«Queridos
hermanos y hermanas ¡buenos días!
Concluye hoy la lectura del capítulo sexto del
Evangelio de Juan, con las palabras sobre el ¡Pan de la vida’, pronunciadas por
Jesús, al día siguiente del milagro de la multiplicación de los panes y peces.
Al final de su
sermón, el gran entusiasmo del día anterior se apagó, porque Jesús había dicho
que era el Pan bajado del cielo y que daba su carne como alimento y su sangre
como bebida, aludiendo así claramente al sacrificio de su misma vida. Estas
palabras suscitaron desilusión en la gente, que las juzgó indignas del Mesías,
no ‘exitosas’
Algunos miraban a Jesús como a un Mesías que debía hablar y
actuar de modo que su misión tuviera éxito, ¡enseguida!¡Pero, precisamente
sobre esto se equivocaban: sobre el modo de entender la misión del Mesías!
Ni siquiera los discípulos logran aceptar ese lenguaje, lenguaje
inquietante del Maestro. Y el pasaje de hoy cuenta su malestar: «¡Es duro
este lenguaje! – decían - ¿Quién puede escucharlo?». (Jn 6,60)
En realidad, ellos entendieron bien las palabras de Jesús.
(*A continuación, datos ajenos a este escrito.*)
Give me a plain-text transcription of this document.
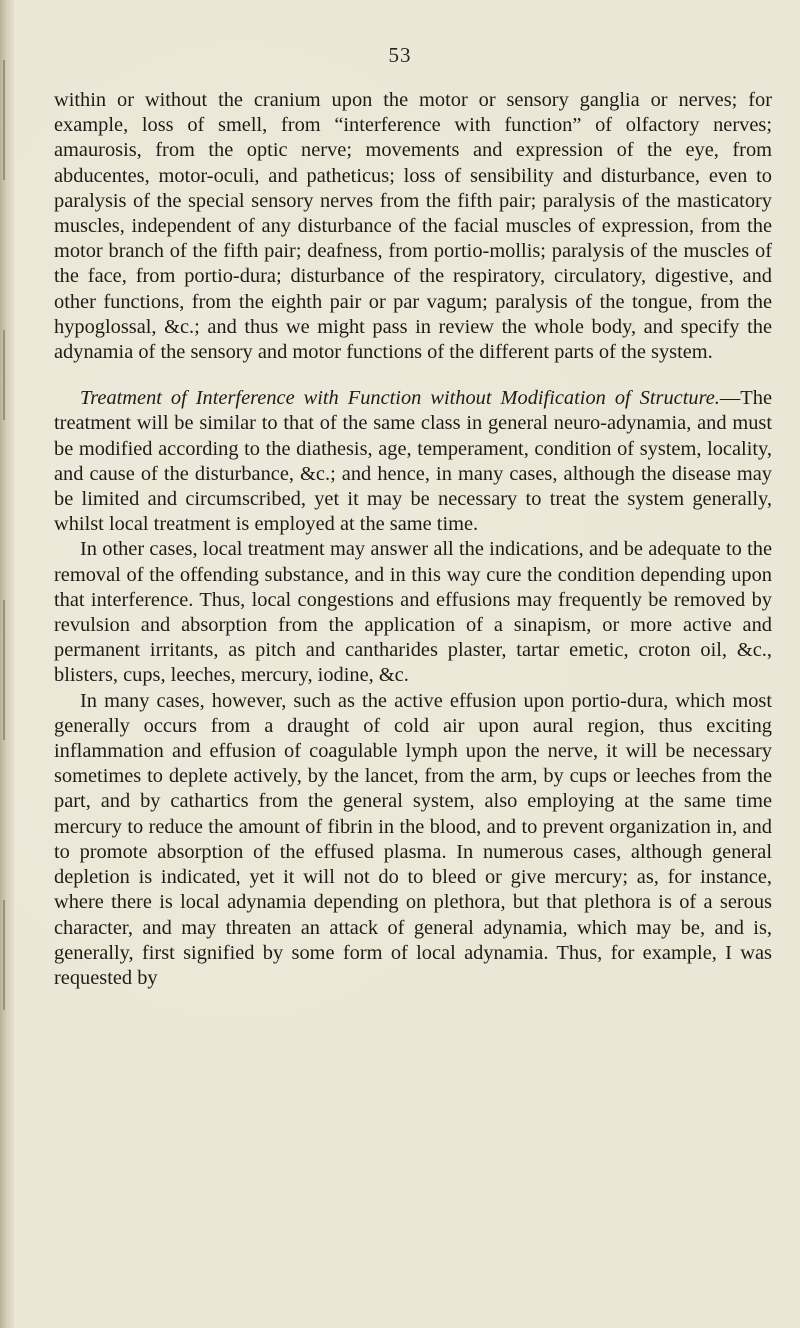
53

within or without the cranium upon the motor or sensory ganglia or nerves; for example, loss of smell, from “interference with function” of olfactory nerves; amaurosis, from the optic nerve; movements and expression of the eye, from abducentes, motor-oculi, and patheticus; loss of sensibility and disturbance, even to paralysis of the special sensory nerves from the fifth pair; paralysis of the masticatory muscles, independent of any disturbance of the facial muscles of expression, from the motor branch of the fifth pair; deafness, from portio-mollis; paralysis of the muscles of the face, from portio-dura; disturbance of the respiratory, circulatory, digestive, and other functions, from the eighth pair or par vagum; paralysis of the tongue, from the hypoglossal, &c.; and thus we might pass in review the whole body, and specify the adynamia of the sensory and motor functions of the different parts of the system.

Treatment of Interference with Function without Modification of Structure.—The treatment will be similar to that of the same class in general neuro-adynamia, and must be modified according to the diathesis, age, temperament, condition of system, locality, and cause of the disturbance, &c.; and hence, in many cases, although the disease may be limited and circumscribed, yet it may be necessary to treat the system generally, whilst local treatment is employed at the same time.

In other cases, local treatment may answer all the indications, and be adequate to the removal of the offending substance, and in this way cure the condition depending upon that interference. Thus, local congestions and effusions may frequently be removed by revulsion and absorption from the application of a sinapism, or more active and permanent irritants, as pitch and cantharides plaster, tartar emetic, croton oil, &c., blisters, cups, leeches, mercury, iodine, &c.

In many cases, however, such as the active effusion upon portio-dura, which most generally occurs from a draught of cold air upon aural region, thus exciting inflammation and effusion of coagulable lymph upon the nerve, it will be necessary sometimes to deplete actively, by the lancet, from the arm, by cups or leeches from the part, and by cathartics from the general system, also employing at the same time mercury to reduce the amount of fibrin in the blood, and to prevent organization in, and to promote absorption of the effused plasma. In numerous cases, although general depletion is indicated, yet it will not do to bleed or give mercury; as, for instance, where there is local adynamia depending on plethora, but that plethora is of a serous character, and may threaten an attack of general adynamia, which may be, and is, generally, first signified by some form of local adynamia. Thus, for example, I was requested by
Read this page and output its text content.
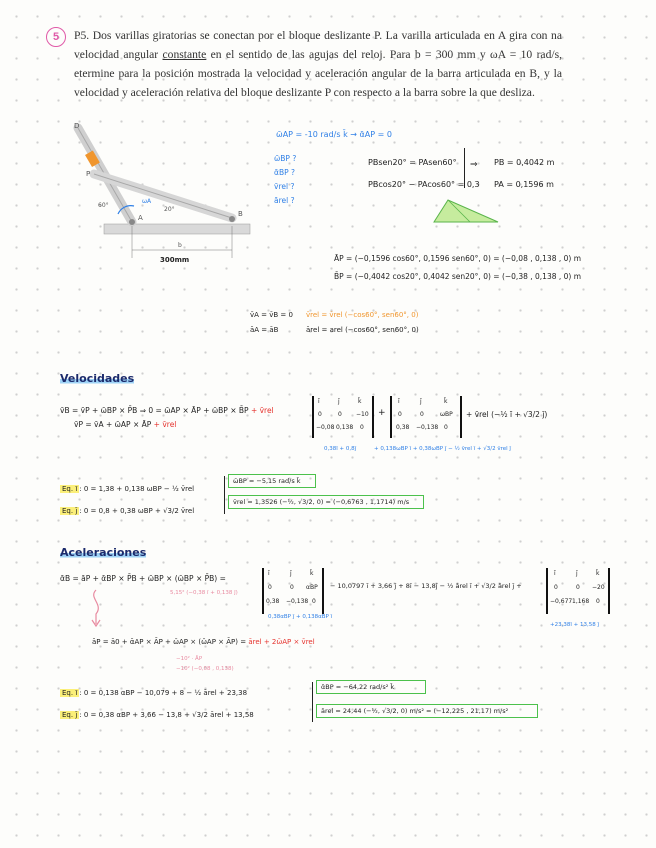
5	P5. Dos varillas giratorias se conectan por el bloque deslizante P. La varilla articulada en A gira con na velocidad angular constante en el sentido de las agujas del reloj. Para b = 300 mm y ωA = 10 rad/s, etermine para la posición mostrada la velocidad y aceleración angular de la barra articulada en B, y la velocidad y aceleración relativa del bloque deslizante P con respecto a la barra sobre la que desliza.
D
P
A	B
60°
20°
ωA
b
300mm
ω̄AP = -10 rad/s k̄ → ᾱAP = 0
ω̄BP ?
ᾱBP ?
v̄rel ?
ārel ?
PBsen20° = PAsen60°
PBcos20° − PAcos60° = 0,3
⇒ PB = 0,4042 m
PA = 0,1596 m
ĀP = (−0,1596 cos60°, 0,1596 sen60°, 0) = (−0,08 , 0,138 , 0) m
B̄P = (−0,4042 cos20°, 0,4042 sen20°, 0) = (−0,38 , 0,138 , 0) m
v̄A = v̄B = 0
āA = āB
v̄rel = v̄rel (−cos60°, sen60°, 0)
ārel = arel (−cos60°, sen60°, 0)
Velocidades
v̄B = v̄P + ω̄BP × P̄B ⇒ 0 = ω̄AP × ĀP + ω̄BP × B̄P + v̄rel
v̄P = v̄A + ω̄AP × ĀP + v̄rel
+
ī	j̄	k̄
0	0 −10
−0,08 0,138 0
ī	j̄	k̄
0	0	ωBP
0,38 −0,138 0
+ v̄rel (−½ ī + √3/2 j̄)
0,38ī + 0,8j̄	+ 0,138ωBP ī + 0,38ωBP j̄ − ½ v̄rel ī + √3/2 v̄rel j̄
Eq. ī : 0 = 1,38 + 0,138 ωBP − ½ v̄rel
Eq. j̄ : 0 = 0,8 + 0,38 ωBP + √3/2 v̄rel
ω̄BP = −5,15 rad/s k̄
v̄rel = 1,3526 (−½, √3/2, 0) = (−0,6763 , 1,1714) m/s
Aceleraciones
ᾱB = āP + ᾱBP × P̄B + ω̄BP × (ω̄BP × P̄B) =
5,15² (−0,38 ī + 0,138 j̄)
ī	j̄	k̄
0	0 αBP
0,38 −0,138 0
− 10,0797 ī + 3,66 j̄ + 8ī − 13,8j̄ − ½ ārel ī + √3/2 ārel j̄ +
ī	j̄	k̄
0	0 −20
−0,677 1,168 0
0,38αBP j̄ + 0,138αBP ī
+23,38ī + 13,58 j̄
āP = ā0 + ᾱAP × ĀP + ω̄AP × (ω̄AP × ĀP) = ārel + 2ω̄AP × v̄rel
−10² · ĀP
−10² (−0,08 , 0,138)
Eq. ī : 0 = 0,138 αBP − 10,079 + 8 − ½ ārel + 23,38
Eq. j̄ : 0 = 0,38 αBP + 3,66 − 13,8 + √3/2 ārel + 13,58
ᾱBP = −64,22 rad/s² k̄
ārel = 24,44 (−½, √3/2, 0) m/s² = (−12,225 , 21,17) m/s²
Tan
bien que no quieren escucharlo, porque es un leguaje que pone en crisis su
mentalidad. Siempre las palabras de Jesús nos ponen en crisis; en crisis por
ejemplo, ante el espíritu del mundo, a la mundanidad. Pero Jesús ofrece la
clave para superar la dificultad; una clave hecha con tres elemento. Primero,
su origen divino: él ha bajado del cielo y subirá allí donde estaba antes (62).
Segundo, sus palabras se pueden comprender sólo a través de la
acción del Espíritu Santo, Aquel que «da la vida» (n. 63). Y es precisamente el
Espíritu Santo el que hace comprender bien a Jesús.
Tercero: la verdadera causa de la incomprensión de sus palabras
es la falta de fe: «hay entre ustedes algunos que no creen». (64), dice Jesús.
En efecto, desde ese momento, «muchos de sus discípulos se alejaron de él y
dejaron de acompañarlo». (n. 66) Ante estas defecciones, Jesús no hace
descuentos y no atenúa sus palabras, aún más obliga a realizar una opción
precisa: o estar con Él o separarse de Él, y dice a los Doce: «¿También ustedes
quieren irse?». (n. 67)
Entonces, Pedro hace su
confesión de fe en nombre de los otros Apóstoles: «Señor, ¿a quién iremos? Tú tienes
palabras de Vida eterna. (n. 68) No dice: ‘¿dónde iremos?’, sino ‘¿a quién
iremos?’. El problema de fondo no es ir y abandonar la obra emprendida, sino a
quién ir. De esa pregunta de Pedro, nosotros comprendemos que la fidelidad a
Dios es cuestión de fidelidad a una persona, con la cual nos enlazamos para
caminar juntos por el mismo camino. Y esta persona es Jesús. Todo lo que
tenemos en el mundo no sacia nuestra hambre de infinito. ¡Tenemos necesidad de
Jesús, de estar con Él, de alimentarnos en su mesa, con sus palabras de vida
eterna!
Creer en Jesús significa
hacer de Él el centro, el sentido de nuestra vida. Cristo no es un
elemento accesorio: es el ‘pan vivo’, el alimento indispensable. Ligarse a Él,
en una verdadera relación de fe y de amor, no significa estar encadenados, sino
ser profundamente libres, siempre en camino.